In 2015, the Waste-to-Energy Plant incinerated 61.59 tons, or 123,180 pounds, of illicit drugs, pharmaceuticals and guns. On average, the facility burns 900 tons of material every day.

In addition to the Spokane Police Department, the Seattle Police Department, the Washington State Patrol and smaller departments, like the Cheney Police Department and the Coeur d’Alene Police Department, incinerate drugs and guns in Spokane.

The Washington State Patrol also destroys guns and drugs at a Vancouver metal foundry.

There are only a handful of waste-to-energy plants in the West – including one in Oregon and two in California – which is why Spokane receives drugs from police departments as far flung as Pendleton, Oregon.

In May 2015, that police department incinerated a load of narcotics and guns weighing 400 pounds at the Spokane facility.

April Westby, environmental engineer for the Spokane Regional Clean Air Agency, receives a report every six months from the Waste-to-Energy facility detailing “Special Handling Loads.”

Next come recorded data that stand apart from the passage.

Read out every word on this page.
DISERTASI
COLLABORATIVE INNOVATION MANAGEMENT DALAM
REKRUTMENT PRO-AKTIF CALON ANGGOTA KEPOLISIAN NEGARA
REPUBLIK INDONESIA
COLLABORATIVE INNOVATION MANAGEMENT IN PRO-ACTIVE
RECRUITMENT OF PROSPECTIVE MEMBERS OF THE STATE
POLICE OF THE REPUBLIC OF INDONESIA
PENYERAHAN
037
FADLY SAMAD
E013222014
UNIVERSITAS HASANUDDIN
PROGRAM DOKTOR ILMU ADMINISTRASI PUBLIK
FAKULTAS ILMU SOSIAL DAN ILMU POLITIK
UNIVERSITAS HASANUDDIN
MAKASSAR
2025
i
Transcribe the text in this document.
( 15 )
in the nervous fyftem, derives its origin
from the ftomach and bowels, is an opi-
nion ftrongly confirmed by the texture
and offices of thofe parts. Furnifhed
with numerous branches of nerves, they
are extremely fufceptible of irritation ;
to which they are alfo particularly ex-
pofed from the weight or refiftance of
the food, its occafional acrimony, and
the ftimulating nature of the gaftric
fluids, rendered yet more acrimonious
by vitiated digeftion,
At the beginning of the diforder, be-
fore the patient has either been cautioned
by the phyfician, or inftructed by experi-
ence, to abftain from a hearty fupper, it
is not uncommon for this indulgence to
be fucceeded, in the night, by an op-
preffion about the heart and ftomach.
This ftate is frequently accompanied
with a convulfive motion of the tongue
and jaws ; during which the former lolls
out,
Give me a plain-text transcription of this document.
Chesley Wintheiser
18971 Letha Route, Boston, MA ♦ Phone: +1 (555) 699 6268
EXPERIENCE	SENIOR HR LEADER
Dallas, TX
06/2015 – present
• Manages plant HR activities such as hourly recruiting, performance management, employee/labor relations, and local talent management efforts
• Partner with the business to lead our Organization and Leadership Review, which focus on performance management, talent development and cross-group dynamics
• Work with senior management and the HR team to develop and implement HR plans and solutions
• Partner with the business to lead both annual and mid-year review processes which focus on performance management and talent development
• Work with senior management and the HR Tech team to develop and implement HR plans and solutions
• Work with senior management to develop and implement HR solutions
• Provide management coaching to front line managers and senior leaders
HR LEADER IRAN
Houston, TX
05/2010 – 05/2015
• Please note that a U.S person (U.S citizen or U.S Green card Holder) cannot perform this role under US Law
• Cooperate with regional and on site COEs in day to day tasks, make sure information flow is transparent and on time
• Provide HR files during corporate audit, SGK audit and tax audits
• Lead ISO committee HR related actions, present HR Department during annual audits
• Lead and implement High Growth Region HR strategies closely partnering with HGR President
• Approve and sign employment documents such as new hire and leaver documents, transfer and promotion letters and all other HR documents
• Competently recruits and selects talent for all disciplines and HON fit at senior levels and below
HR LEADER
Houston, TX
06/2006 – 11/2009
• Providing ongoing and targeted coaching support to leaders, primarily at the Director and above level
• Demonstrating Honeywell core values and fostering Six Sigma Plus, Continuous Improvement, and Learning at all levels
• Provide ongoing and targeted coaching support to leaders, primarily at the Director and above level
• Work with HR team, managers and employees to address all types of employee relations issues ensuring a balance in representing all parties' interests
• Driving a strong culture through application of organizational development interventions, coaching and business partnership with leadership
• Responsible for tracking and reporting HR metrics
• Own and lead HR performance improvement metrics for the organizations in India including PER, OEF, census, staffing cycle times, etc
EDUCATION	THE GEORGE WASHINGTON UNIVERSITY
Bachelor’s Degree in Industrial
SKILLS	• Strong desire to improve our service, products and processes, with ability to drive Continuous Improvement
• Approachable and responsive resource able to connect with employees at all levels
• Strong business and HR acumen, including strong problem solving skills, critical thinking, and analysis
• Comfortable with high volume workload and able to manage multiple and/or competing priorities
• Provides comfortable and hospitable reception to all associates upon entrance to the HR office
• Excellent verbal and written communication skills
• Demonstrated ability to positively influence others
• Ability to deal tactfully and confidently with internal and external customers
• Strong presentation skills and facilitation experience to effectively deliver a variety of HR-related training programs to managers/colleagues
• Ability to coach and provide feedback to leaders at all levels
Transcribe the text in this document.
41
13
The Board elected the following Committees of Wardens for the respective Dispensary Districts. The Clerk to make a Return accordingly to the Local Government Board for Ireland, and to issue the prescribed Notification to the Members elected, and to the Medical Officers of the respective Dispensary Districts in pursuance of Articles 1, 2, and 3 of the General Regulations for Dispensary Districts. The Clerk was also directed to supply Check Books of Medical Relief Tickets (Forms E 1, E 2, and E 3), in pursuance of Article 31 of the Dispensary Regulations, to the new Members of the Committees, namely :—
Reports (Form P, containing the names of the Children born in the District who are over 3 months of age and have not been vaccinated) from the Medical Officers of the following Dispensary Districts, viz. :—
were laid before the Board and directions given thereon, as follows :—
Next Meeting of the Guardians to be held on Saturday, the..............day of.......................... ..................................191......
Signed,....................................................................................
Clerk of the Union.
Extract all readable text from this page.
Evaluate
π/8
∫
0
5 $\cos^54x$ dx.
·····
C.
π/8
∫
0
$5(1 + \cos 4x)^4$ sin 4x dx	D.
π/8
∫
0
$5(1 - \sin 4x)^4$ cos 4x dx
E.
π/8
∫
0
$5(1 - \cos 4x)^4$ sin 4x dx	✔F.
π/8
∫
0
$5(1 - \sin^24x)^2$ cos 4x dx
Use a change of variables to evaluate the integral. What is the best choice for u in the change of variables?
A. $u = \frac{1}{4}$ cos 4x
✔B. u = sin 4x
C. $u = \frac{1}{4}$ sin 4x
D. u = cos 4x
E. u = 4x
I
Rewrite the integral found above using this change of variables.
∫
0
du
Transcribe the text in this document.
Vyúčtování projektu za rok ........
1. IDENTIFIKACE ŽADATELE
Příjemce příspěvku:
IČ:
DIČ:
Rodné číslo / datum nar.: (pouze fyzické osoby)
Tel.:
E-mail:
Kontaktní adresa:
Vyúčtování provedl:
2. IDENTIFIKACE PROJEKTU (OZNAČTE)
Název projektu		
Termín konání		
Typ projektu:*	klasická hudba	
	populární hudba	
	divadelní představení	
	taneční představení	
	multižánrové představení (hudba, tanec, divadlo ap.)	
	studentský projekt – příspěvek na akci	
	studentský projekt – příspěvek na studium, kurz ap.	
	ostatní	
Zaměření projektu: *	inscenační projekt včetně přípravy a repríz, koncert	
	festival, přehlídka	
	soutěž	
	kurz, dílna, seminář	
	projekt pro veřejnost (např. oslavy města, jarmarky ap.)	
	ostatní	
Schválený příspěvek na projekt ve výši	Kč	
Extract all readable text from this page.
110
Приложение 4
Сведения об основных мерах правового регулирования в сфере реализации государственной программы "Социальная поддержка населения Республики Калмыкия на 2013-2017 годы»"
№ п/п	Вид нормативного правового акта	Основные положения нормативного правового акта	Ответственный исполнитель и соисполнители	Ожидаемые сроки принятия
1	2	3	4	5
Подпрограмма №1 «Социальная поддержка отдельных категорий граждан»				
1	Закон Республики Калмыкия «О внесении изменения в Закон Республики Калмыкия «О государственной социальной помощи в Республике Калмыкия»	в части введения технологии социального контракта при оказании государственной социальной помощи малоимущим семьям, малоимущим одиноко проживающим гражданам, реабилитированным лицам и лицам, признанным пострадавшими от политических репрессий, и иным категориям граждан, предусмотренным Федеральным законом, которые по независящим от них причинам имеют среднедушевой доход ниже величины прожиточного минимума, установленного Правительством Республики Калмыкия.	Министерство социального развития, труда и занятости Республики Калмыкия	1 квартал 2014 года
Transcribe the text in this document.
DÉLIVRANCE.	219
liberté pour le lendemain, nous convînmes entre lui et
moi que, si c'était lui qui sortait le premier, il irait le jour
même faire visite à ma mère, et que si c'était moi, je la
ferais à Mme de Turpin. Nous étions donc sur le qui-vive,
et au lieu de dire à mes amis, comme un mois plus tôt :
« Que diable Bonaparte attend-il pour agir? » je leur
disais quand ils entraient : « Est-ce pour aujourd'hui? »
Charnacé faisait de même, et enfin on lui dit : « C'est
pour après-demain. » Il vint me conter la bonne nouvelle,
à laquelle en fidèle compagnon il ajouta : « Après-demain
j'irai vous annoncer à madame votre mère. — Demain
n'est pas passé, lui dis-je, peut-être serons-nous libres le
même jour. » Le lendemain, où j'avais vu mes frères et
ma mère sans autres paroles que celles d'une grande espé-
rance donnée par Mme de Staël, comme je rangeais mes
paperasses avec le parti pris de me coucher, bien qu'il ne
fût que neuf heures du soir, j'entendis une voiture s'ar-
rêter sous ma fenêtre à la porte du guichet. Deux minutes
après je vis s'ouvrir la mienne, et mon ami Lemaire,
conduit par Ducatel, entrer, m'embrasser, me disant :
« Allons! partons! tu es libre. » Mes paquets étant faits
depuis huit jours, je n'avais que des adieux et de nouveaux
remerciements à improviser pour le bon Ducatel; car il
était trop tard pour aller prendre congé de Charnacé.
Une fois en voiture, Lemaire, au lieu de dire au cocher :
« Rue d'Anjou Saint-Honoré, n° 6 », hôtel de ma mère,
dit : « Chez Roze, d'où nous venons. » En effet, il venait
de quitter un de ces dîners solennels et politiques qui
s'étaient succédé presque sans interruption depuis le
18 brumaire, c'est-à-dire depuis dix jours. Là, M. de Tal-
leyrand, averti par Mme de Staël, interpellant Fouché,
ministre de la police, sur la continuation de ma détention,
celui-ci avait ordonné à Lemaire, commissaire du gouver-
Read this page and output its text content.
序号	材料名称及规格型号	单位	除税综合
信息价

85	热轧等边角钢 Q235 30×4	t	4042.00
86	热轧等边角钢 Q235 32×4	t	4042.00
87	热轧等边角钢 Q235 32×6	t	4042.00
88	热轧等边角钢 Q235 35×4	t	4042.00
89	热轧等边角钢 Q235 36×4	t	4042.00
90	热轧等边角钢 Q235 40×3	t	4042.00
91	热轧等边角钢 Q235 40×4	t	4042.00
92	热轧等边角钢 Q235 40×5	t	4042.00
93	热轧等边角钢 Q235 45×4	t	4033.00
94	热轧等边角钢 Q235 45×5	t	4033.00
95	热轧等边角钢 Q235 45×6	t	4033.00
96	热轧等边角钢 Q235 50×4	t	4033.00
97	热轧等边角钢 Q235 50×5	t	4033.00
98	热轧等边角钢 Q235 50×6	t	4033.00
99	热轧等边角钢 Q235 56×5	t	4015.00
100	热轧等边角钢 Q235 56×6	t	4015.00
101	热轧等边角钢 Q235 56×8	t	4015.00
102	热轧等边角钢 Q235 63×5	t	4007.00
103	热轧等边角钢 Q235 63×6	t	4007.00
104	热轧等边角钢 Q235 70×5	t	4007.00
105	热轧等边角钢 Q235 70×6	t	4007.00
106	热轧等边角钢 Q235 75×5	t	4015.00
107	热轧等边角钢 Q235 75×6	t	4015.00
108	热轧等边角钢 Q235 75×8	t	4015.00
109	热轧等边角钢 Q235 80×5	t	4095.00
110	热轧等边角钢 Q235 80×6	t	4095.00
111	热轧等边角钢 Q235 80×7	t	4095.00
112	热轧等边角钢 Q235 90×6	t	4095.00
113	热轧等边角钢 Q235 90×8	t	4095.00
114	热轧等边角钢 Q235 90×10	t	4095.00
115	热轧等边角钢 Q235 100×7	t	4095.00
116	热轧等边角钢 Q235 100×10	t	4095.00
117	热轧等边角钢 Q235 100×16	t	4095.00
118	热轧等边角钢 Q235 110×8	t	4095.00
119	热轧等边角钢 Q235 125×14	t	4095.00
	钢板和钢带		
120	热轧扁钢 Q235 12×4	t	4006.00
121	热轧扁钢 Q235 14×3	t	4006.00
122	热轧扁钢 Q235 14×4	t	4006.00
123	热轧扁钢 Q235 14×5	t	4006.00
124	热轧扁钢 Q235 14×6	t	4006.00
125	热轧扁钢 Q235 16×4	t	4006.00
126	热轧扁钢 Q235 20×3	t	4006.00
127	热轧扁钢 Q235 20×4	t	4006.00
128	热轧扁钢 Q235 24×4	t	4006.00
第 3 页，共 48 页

The use is not controversial. There’s no more environmental impact or public health concern over burning items such as a, “large hockey bag containing 23 vacuum-seal bags of marijuana” than there is any other kind of waste, Westby said.

“I don’t think it’s so different from the typical type of waste,” she said. “It (the facility) is designed to burn a wide range of waste.”

Added Westby, “This is more about how it’s handled. They need to have it gone.”

Brooke Beeler, communications manager for the state Department of Ecology, said, “Environmentally speaking, whether it goes to a landfill or whether it’s incinerated, it doesn’t make a difference as long as it’s done properly.”

Drugs, guns and other items are incinerated in one of two boilers that are each nine stories tall. Each boiler can burn about 400 tons of refuse in 30 to 60 minutes, reaching temperatures as high as 2,500 degrees.

According to Spokane police records, assigned officers randomly select a number of items to verify their contents prior to disposal. Then they weigh a smaller number of items, usually five, to check that they weigh the same as when they were filed as evidence.

“We are very grateful and very fortunate to have that capability here,” Spokane Police Department Maj. Eric Olsen, who oversees the program, said of the Waste-to-Energy Plant. “I know there are agencies that are not close to waste-to-energy plants and really make the effort to transport because there really is no other way to guarantee their disposal.”

After the officers have entered the plant, they load the drugs directly onto a grappling hook and watch as the load is dumped into the “burn pot” and the operator drops a load of nondrug garbage on top.

According to the agreement between the city and the police department, the police pay $177.40 per ton, which covers the additional staffing necessary to oversee the burn.

The facility has been burning drugs since at least 1999, Olsen said. Although the Spokane Police Department incinerates some guns at the plant, it disposes of most confiscated weapons at a local foundry, Olsen said.

“We make them so that they are useless chunks of metal again,” he said.

Metal from guns incinerated at the plant, like all metal that goes through the facility, is salvaged after the burn and recycled.

A spokeswoman for the regional Drug Enforcement Administration office said the agency disposes of pharmaceutical drugs at the facility, as well as large quantities of marijuana. In July 2015, the DEA incinerated “one van load of marijuana” weighing 860 pounds at the Waste-to-Energy Plant.

The DEA ships all other illicit drugs to a laboratory in San Francisco, where they are tested and eventually destroyed.